Nesse sentido, o projeto de ambos previa a possibilidade de uma ligação direta entre formas artísticas e histórico-sociais, em linha com as noções de Oiticica de “arte ambiental” e de arte “suprassensorial”, assentadas na ideia de forma estética aberta ao entorno, a começar ou findar pela intervenção do público. Mesmo quando a conceptualização ou denominação verbal enquanto tal provinha expressamente de Oiticica, ela, de fato, respondia a um elã e a um processo de pensamento e debate coletivo nas artes. Desse modo, termos e ideias de Oiticica foram adotados tal e qual, inclusive, por uma reflexão crítica com o gume daquela exercida por Mário Pedrosa[xliii].

Assim também, por sua vez, o Project-book e, antes dele, o ensaio “Esquema geral da Nova Objetividade” (1967)[xliv], escrito por Oiticica – que coloca explicitamente em termos historiográficos e críticos uma plataforma de reconstrução do realismo nas artes visuais brasileiras –, trazem ambos a marca visual decisiva do trabalho de Dias. Como atos orgânicos de um desenvolvimento em curso, tudo isso provém da perspectiva de reconstrução do realismo, presente na obra de Dias e Oiticica desde a mostra Opinião 65 (MAM-Rio, 1965), quando despontou a tendência de superação do abstracionismo geométrico pré-1964[xlv].

No caso de Dias, principalmente, o empenho em favor da reconstrução de um discurso realista na pintura ia de par com a estratégia de mover confronto direto e agudo com discursos artísticos em voga nos países centrais. A estratégia de Dias era abertamente agonística, invectivando sem receio ou timidez as festejadas e criticamente bem-sucedidas correntes adversárias[xlvi]. Assim, numa anotação datada possivelmente de 1967, no início de seu Notebook 1967 – 69, Dias formulou as noções de “arte negativa” e de “pintura como crítica de arte”[xlvii]. Ambas as noções apareciam nos trabalhos de Dias desde logo como funcionais, pois se aplicavam diretamente às operações de apropriação e deslocamento mediante ironia das formas capturadas dos discursos pictóricos então globalmente dominantes: “arte conceitual” e “arte minimal”, ambas na chave do “linguistic turn”.

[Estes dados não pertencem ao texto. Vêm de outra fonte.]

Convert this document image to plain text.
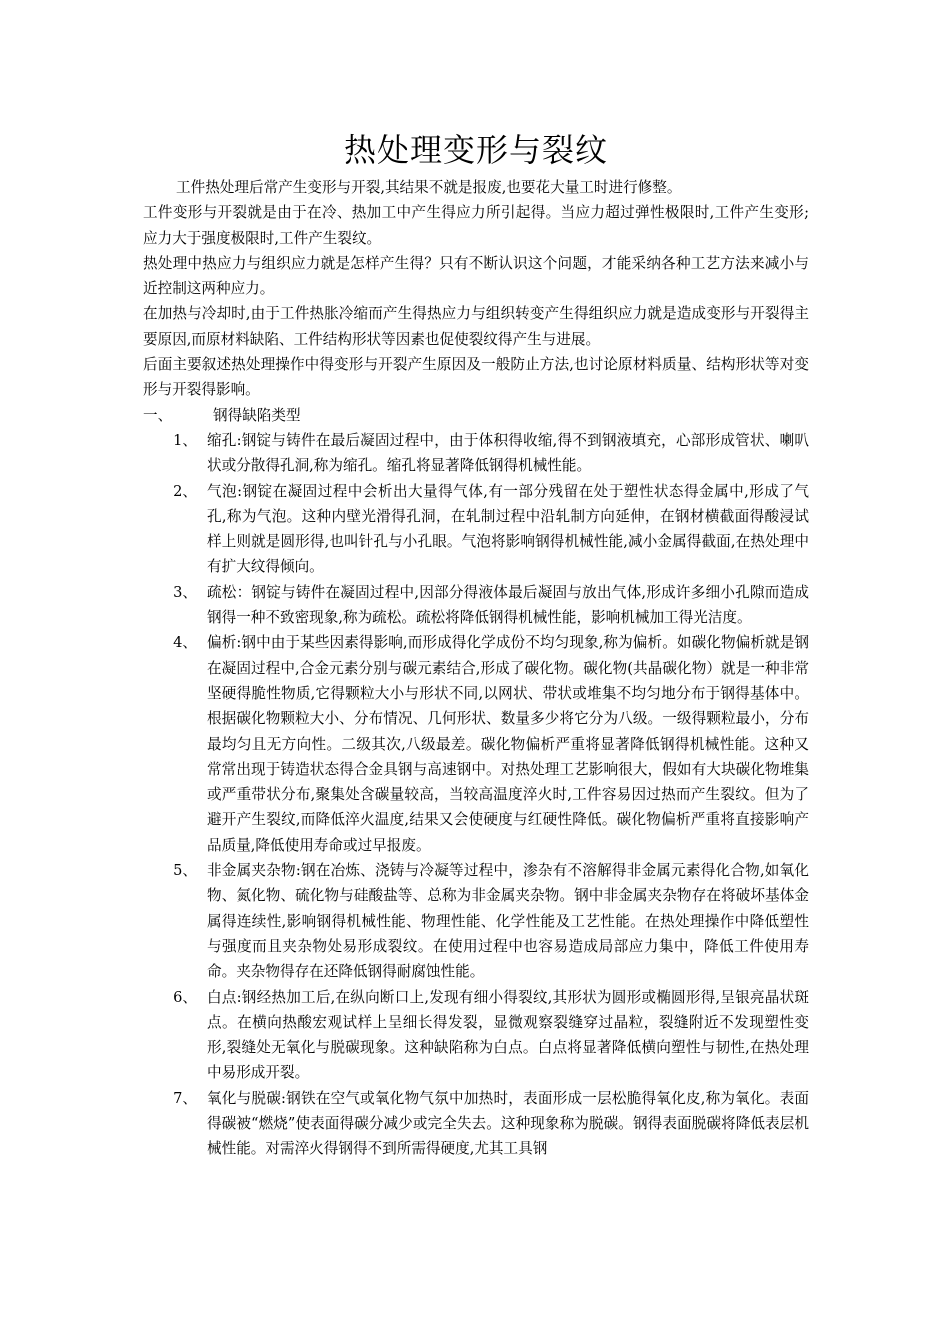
热处理变形与裂纹

工件热处理后常产生变形与开裂,其结果不就是报废,也要花大量工时进行修整。

工件变形与开裂就是由于在冷、热加工中产生得应力所引起得。当应力超过弹性极限时,工件产生变形;应力大于强度极限时,工件产生裂纹。

热处理中热应力与组织应力就是怎样产生得？只有不断认识这个问题，才能采纳各种工艺方法来减小与近控制这两种应力。

在加热与冷却时,由于工件热胀冷缩而产生得热应力与组织转变产生得组织应力就是造成变形与开裂得主要原因,而原材料缺陷、工件结构形状等因素也促使裂纹得产生与进展。

后面主要叙述热处理操作中得变形与开裂产生原因及一般防止方法,也讨论原材料质量、结构形状等对变形与开裂得影响。

一、	钢得缺陷类型
1、 缩孔:钢锭与铸件在最后凝固过程中，由于体积得收缩,得不到钢液填充，心部形成管状、喇叭状或分散得孔洞,称为缩孔。缩孔将显著降低钢得机械性能。
2、 气泡:钢锭在凝固过程中会析出大量得气体,有一部分残留在处于塑性状态得金属中,形成了气孔,称为气泡。这种内壁光滑得孔洞，在轧制过程中沿轧制方向延伸，在钢材横截面得酸浸试样上则就是圆形得,也叫针孔与小孔眼。气泡将影响钢得机械性能,减小金属得截面,在热处理中有扩大纹得倾向。
3、 疏松：钢锭与铸件在凝固过程中,因部分得液体最后凝固与放出气体,形成许多细小孔隙而造成钢得一种不致密现象,称为疏松。疏松将降低钢得机械性能，影响机械加工得光洁度。
4、 偏析:钢中由于某些因素得影响,而形成得化学成份不均匀现象,称为偏析。如碳化物偏析就是钢在凝固过程中,合金元素分别与碳元素结合,形成了碳化物。碳化物(共晶碳化物）就是一种非常坚硬得脆性物质,它得颗粒大小与形状不同,以网状、带状或堆集不均匀地分布于钢得基体中。根据碳化物颗粒大小、分布情况、几何形状、数量多少将它分为八级。一级得颗粒最小，分布最均匀且无方向性。二级其次,八级最差。碳化物偏析严重将显著降低钢得机械性能。这种又常常出现于铸造状态得合金具钢与高速钢中。对热处理工艺影响很大，假如有大块碳化物堆集或严重带状分布,聚集处含碳量较高，当较高温度淬火时,工件容易因过热而产生裂纹。但为了避开产生裂纹,而降低淬火温度,结果又会使硬度与红硬性降低。碳化物偏析严重将直接影响产品质量,降低使用寿命或过早报废。
5、 非金属夹杂物:钢在冶炼、浇铸与冷凝等过程中，渗杂有不溶解得非金属元素得化合物,如氧化物、氮化物、硫化物与硅酸盐等、总称为非金属夹杂物。钢中非金属夹杂物存在将破坏基体金属得连续性,影响钢得机械性能、物理性能、化学性能及工艺性能。在热处理操作中降低塑性与强度而且夹杂物处易形成裂纹。在使用过程中也容易造成局部应力集中，降低工件使用寿命。夹杂物得存在还降低钢得耐腐蚀性能。
6、 白点:钢经热加工后,在纵向断口上,发现有细小得裂纹,其形状为圆形或椭圆形得,呈银亮晶状斑点。在横向热酸宏观试样上呈细长得发裂，显微观察裂缝穿过晶粒，裂缝附近不发现塑性变形,裂缝处无氧化与脱碳现象。这种缺陷称为白点。白点将显著降低横向塑性与韧性,在热处理中易形成开裂。
7、 氧化与脱碳:钢铁在空气或氧化物气氛中加热时，表面形成一层松脆得氧化皮,称为氧化。表面得碳被“燃烧”使表面得碳分减少或完全失去。这种现象称为脱碳。钢得表面脱碳将降低表层机械性能。对需淬火得钢得不到所需得硬度,尤其工具钢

Operações dessa ordem constituíram uma constante da obra de Dias, que saltou para o primeiro plano aos 21 anos na mostra inaugural da corrente da Nova Figuração (Opinião 65, MAM-RJ), ao se apropriar de clichês típicos da Pop-Art não só para denunciar a política imperialista e belicista norte-americana e o governo ditatorial brasileiro apoiado pelos Estados Unidos, mas para superar a afasia das tendências (arte concreta e neoconcreta) oriundas da abstração geométrica ante a nova situação nacional posta pelo golpe civil-militar de 1964[xlviii].

Tais manobras não traziam de fato qualquer traço direto de dívida visível com o comentário de Trotsky de 1922. Porém, sem dúvida, deviam muito – diria provavelmente Davidson, se tivesse sob os olhos as obras da Nova Figuração e da Nova Objetividade Brasileira – às tensões inerentes ao desenvolvimento desigual e combinado.

Virando a esquina

Note o leitor, para concluir, que o livro de Davidson dá a impressão de ter sido feito sob medida para o debate brasileiro. No entanto, foi feito na Escócia, em Glasgow. Davidson, por sua vez, ao enviar estes textos em outubro de 2018 para serem publicados no Brasil, nunca havia estado na América do Sul[xlix].

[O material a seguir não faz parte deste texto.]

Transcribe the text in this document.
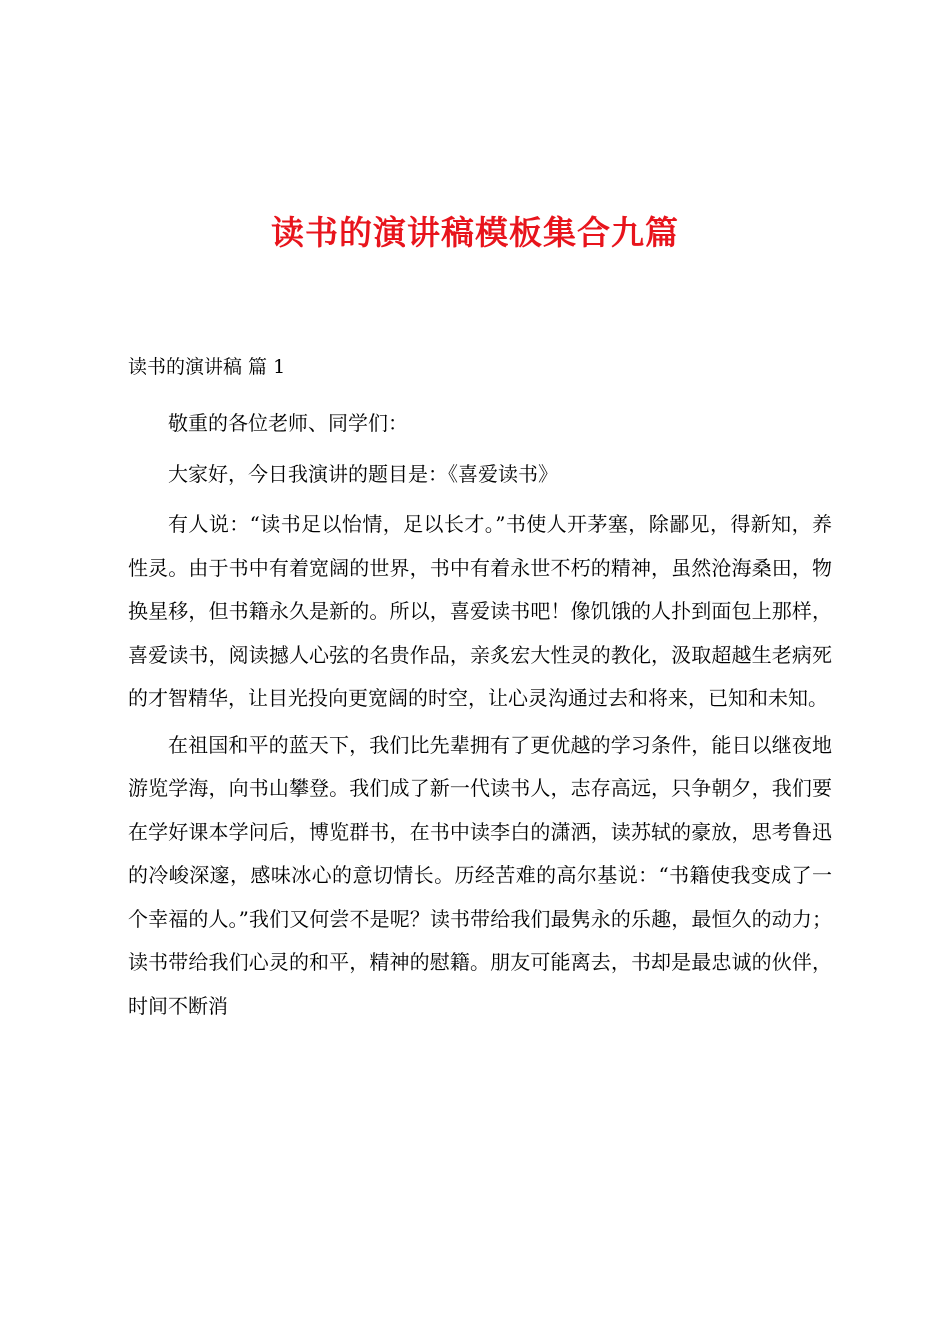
读书的演讲稿模板集合九篇
读书的演讲稿 篇 1

敬重的各位老师、同学们：

大家好，今日我演讲的题目是：《喜爱读书》

有人说：“读书足以怡情，足以长才。”书使人开茅塞，除鄙见，得新知，养性灵。由于书中有着宽阔的世界，书中有着永世不朽的精神，虽然沧海桑田，物换星移，但书籍永久是新的。所以，喜爱读书吧！像饥饿的人扑到面包上那样，喜爱读书，阅读撼人心弦的名贵作品，亲炙宏大性灵的教化，汲取超越生老病死的才智精华，让目光投向更宽阔的时空，让心灵沟通过去和将来，已知和未知。

在祖国和平的蓝天下，我们比先辈拥有了更优越的学习条件，能日以继夜地游览学海，向书山攀登。我们成了新一代读书人，志存高远，只争朝夕，我们要在学好课本学问后，博览群书，在书中读李白的潇洒，读苏轼的豪放，思考鲁迅的冷峻深邃，感味冰心的意切情长。历经苦难的高尔基说：“书籍使我变成了一个幸福的人。”我们又何尝不是呢？读书带给我们最隽永的乐趣，最恒久的动力；读书带给我们心灵的和平，精神的慰籍。朋友可能离去，书却是最忠诚的伙伴，时间不断消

A razão desse prodígio aparente não é senão a envergadura reflexiva da lei do desenvolvimento desigual e combinado. Ela prepara e aproxima uma perspectiva crítica elaborada na Escócia – e à revelia de qualquer discussão brasileira – de termos e linhas engendrados no debate brasileiro, como espero ter conseguido mostrar. Em resumo, para a reflexão, a potência de proposição da lei do desenvolvimento desigual e combinado abrange e sintetiza, para além de peculiaridades e localismos, a unidade – na desigualdade – dos aspectos do processo de desenvolvimento capitalista periférico. Assim, aspectos experimentados na Escócia permitem à reflexão, que compreende a unidade dialética de desiguais num mesmo arco, efetuar a síntese com aspectos distintos verificados no Brasil.

Em consequência, mediante tal síntese o leitor brasileiro adquire a possibilidade de revisitar a história dos sucessivos ciclos de modernização aqui ocorridos como momentos da história mundial. História esta, que, antes de ser do Brasil e demais países, é na verdade história das classes, pois o prisma posto pela lei do desenvolvimento desigual e combinado especifica claramente o que é próprio e característico à dinâmica de cada uma das classes fundamentais. Analogamente, permite integrar segmentos próprios ao curso histórico de cada uma delas, em diferentes regiões do mundo – inclusive os ciclos de debates e da arte brasileira aqui rememorados –, à história mundial da produção sistêmica de mercadorias, posta como história das classes que trazem interesses opostos.

Noutras palavras, tem-se a ocasião, em grande medida graças à amplitude e atualidade dos dados, bem como à clareza da análise histórica e das contradições recentes, reunidos na obra de Davidson, de distinguir em ato e exercício do que tratava a XIVa das teses Sobre o Conceito de História, de Walter Benjamin, quando aludia ao tigre em cujo dorso e “sob o céu livre da história” podia-se fazer a experiência do salto dialético “em direção ao passado”. Salto esse que, ao fazer “explodir o contínuo da história”, leva ao coração da atualidade como “tempo-de-agora”[l].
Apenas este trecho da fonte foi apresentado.